Bad Astronomy

More Evidence That Mars Once Had Flowing Water

Ridges on Mars point to flowing water
Ridges winding through the Nili Fossae region on Mars. These may be fossil remnants of flowing water. Click to enaresenate.

Image credit: NASA/JPL/University of Arizona

Mars is cold, dry, and apparently dead. But it wasn’t always this way. I’ve written before about the evidence of past liquid water on Mars; there are copious data to support the idea that there were rivers, lakes, catastrophic floods, and even oceans on the red planet’s surface long ago.

New observations have turned up yet more evidence of this, in a way I wouldn’t have expected. A winding network of raised ridges indicate that water once flowed under the surface of Mars. This threw me for a moment: I’d expect gullies, arroyos, and valleys to indicate flowing water. How can raised ridges support this idea?

You have to think of this as a two step process: First, the way these features formed, and then second, what’s happened since.

In this case, scientists used the fantastic HiRISE camera on the Mars Reconnaissance Orbiter to look at two regions of Mars where these ridges are present. Here’s an exaggerated three-dimensional representation made using images and elevation data:

3D representation of ridges
Three-dimensional representation of the ridges in the Nilosyrtis region of Mars. Click to embiggen.

Image credit: NASA Mars Reconnaissance Orbiter

You can see the ridges running in various directions across the rock (the thicker, overlapping wormy-looking things are actually sand dunes, blown by the wind into lower-lying regions).

Scientists think these ridges were originally cracks in the crater floor, formed by the enormous stresses the surface underwent during the impact that formed the crater itself. Liquid, probably from beneath the surface, would have subsequently flowed into these cracks, filling them. If the liquid were water, it would have deposited minerals (like water can in your sink) that would form a very hard material. Over eons, the softer rocks around the mineral-filled cracks would erode away, leaving the much harder material in the cracks behind. You’re left with ridges—structures that now have positive elevation, but which started as cracks, structures with negative elevation. Cool.

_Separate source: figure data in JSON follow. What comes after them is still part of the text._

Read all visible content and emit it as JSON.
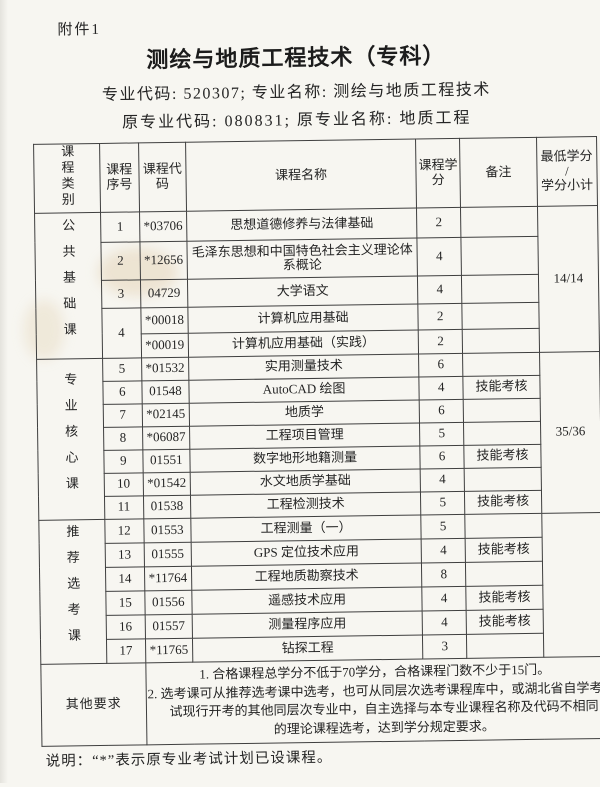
{
  "page": {
    "attachment_label": "附件1",
    "title": "测绘与地质工程技术（专科）",
    "subtitle_line1": "专业代码: 520307; 专业名称: 测绘与地质工程技术",
    "subtitle_line2": "原专业代码: 080831; 原专业名称: 地质工程",
    "footnote": "说明：“*”表示原专业考试计划已设课程。"
  },
  "table": {
    "headers": {
      "category": "课程类别",
      "seq": "课程序号",
      "code": "课程代码",
      "name": "课程名称",
      "credit": "课程学分",
      "remark": "备注",
      "min_credit": "最低学分\n/\n学分小计"
    },
    "sections": [
      {
        "label": "公共基础课",
        "subtotal": "14/14"
      },
      {
        "label": "专业核心课",
        "subtotal": "35/36"
      },
      {
        "label": "推荐选考课",
        "subtotal": ""
      }
    ],
    "rows": [
      {
        "seq": "1",
        "code": "*03706",
        "name": "思想道德修养与法律基础",
        "credit": "2",
        "remark": ""
      },
      {
        "seq": "2",
        "code": "*12656",
        "name": "毛泽东思想和中国特色社会主义理论体系概论",
        "credit": "4",
        "remark": ""
      },
      {
        "seq": "3",
        "code": "04729",
        "name": "大学语文",
        "credit": "4",
        "remark": ""
      },
      {
        "seq": "4",
        "code": "*00018",
        "name": "计算机应用基础",
        "credit": "2",
        "remark": ""
      },
      {
        "seq": "",
        "code": "*00019",
        "name": "计算机应用基础（实践）",
        "credit": "2",
        "remark": ""
      },
      {
        "seq": "5",
        "code": "*01532",
        "name": "实用测量技术",
        "credit": "6",
        "remark": ""
      },
      {
        "seq": "6",
        "code": "01548",
        "name": "AutoCAD 绘图",
        "credit": "4",
        "remark": "技能考核"
      },
      {
        "seq": "7",
        "code": "*02145",
        "name": "地质学",
        "credit": "6",
        "remark": ""
      },
      {
        "seq": "8",
        "code": "*06087",
        "name": "工程项目管理",
        "credit": "5",
        "remark": ""
      },
      {
        "seq": "9",
        "code": "01551",
        "name": "数字地形地籍测量",
        "credit": "6",
        "remark": "技能考核"
      },
      {
        "seq": "10",
        "code": "*01542",
        "name": "水文地质学基础",
        "credit": "4",
        "remark": ""
      },
      {
        "seq": "11",
        "code": "01538",
        "name": "工程检测技术",
        "credit": "5",
        "remark": "技能考核"
      },
      {
        "seq": "12",
        "code": "01553",
        "name": "工程测量（一）",
        "credit": "5",
        "remark": ""
      },
      {
        "seq": "13",
        "code": "01555",
        "name": "GPS 定位技术应用",
        "credit": "4",
        "remark": "技能考核"
      },
      {
        "seq": "14",
        "code": "*11764",
        "name": "工程地质勘察技术",
        "credit": "8",
        "remark": ""
      },
      {
        "seq": "15",
        "code": "01556",
        "name": "遥感技术应用",
        "credit": "4",
        "remark": "技能考核"
      },
      {
        "seq": "16",
        "code": "01557",
        "name": "测量程序应用",
        "credit": "4",
        "remark": "技能考核"
      },
      {
        "seq": "17",
        "code": "*11765",
        "name": "钻探工程",
        "credit": "3",
        "remark": ""
      }
    ],
    "other_requirements": {
      "label": "其他要求",
      "items": [
        "1. 合格课程总学分不低于70学分，合格课程门数不少于15门。",
        "2. 选考课可从推荐选考课中选考，也可从同层次选考课程库中，或湖北省自学考试现行开考的其他同层次专业中，自主选择与本专业课程名称及代码不相同的理论课程选考，达到学分规定要求。"
      ]
    }
  }
}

However, there’s a caveat. Lava used to flow on Mars as well. How do we know these ridges aren’t volcanic in original instead of hydrologic?

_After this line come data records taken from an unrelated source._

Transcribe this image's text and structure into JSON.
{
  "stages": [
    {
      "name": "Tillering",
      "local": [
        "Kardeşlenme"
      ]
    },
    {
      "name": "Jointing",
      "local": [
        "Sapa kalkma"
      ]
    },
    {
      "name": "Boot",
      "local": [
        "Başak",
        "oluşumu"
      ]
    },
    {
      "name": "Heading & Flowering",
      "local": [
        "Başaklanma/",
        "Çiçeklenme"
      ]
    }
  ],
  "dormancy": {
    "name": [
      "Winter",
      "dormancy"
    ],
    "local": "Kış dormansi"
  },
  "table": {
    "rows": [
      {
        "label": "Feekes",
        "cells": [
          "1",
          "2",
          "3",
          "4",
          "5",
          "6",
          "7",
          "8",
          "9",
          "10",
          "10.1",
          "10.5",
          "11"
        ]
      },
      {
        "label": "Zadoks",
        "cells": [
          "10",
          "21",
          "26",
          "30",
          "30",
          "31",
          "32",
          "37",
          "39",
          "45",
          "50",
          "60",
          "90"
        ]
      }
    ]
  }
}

Image and map of some of the ridges.
Image (left) and map (right) of some of the suspected water-deposited ridges on Mars.

Image credit: NASA Mars Reconnaissance Orbiter

There are two lines of evidence pointing that way. One is that the region surrounding the ridges is loaded with clay, a mineral thought to form only in water. In fact, the ridges only appear where this clay is present, indicating an actual connection. Second, the ridges themselves don’t appear to align well with any volcanic events on Mars. Their orientation matches the overall crater orientation, which means they formed from the impact stresses, and not large-scale volcanism. Both pieces of evidence are circumstantial, but compelling.

The way to know for sure is to find out the chemical composition of those ridges. That’s hard to do from orbit on such a small scale; the ridges are hundreds of meters long but only a few meters wide. The best bet is to land a probe there and poke at them. That may not happen any time soon, so until then we’ll have to file this under the very-cool-and-interesting-but-we’ll-have-to-wait-for-solid-proof category.

At this point, though, one thing we’re sure about is the presence of lots of water on Mars. A lot of it is still there in the form of ice in the polar caps and under the surface at mid- to high latitudes. It seems clear it once flowed on and under the surface as well. It really makes me wonder if water could flow under the surface even today. It’s unlikely; you need a heat source, and Mars looks pretty lean in that category these days. Still, Mars is a surprising place, and no doubt has plenty of surprises left for us to find.

[Bonus: While reading about this, I learned a new word: anastomose, which means to join together again, like two streams that split upstream coming back together downstream. That one’s going right into my sciencey thesaurus.]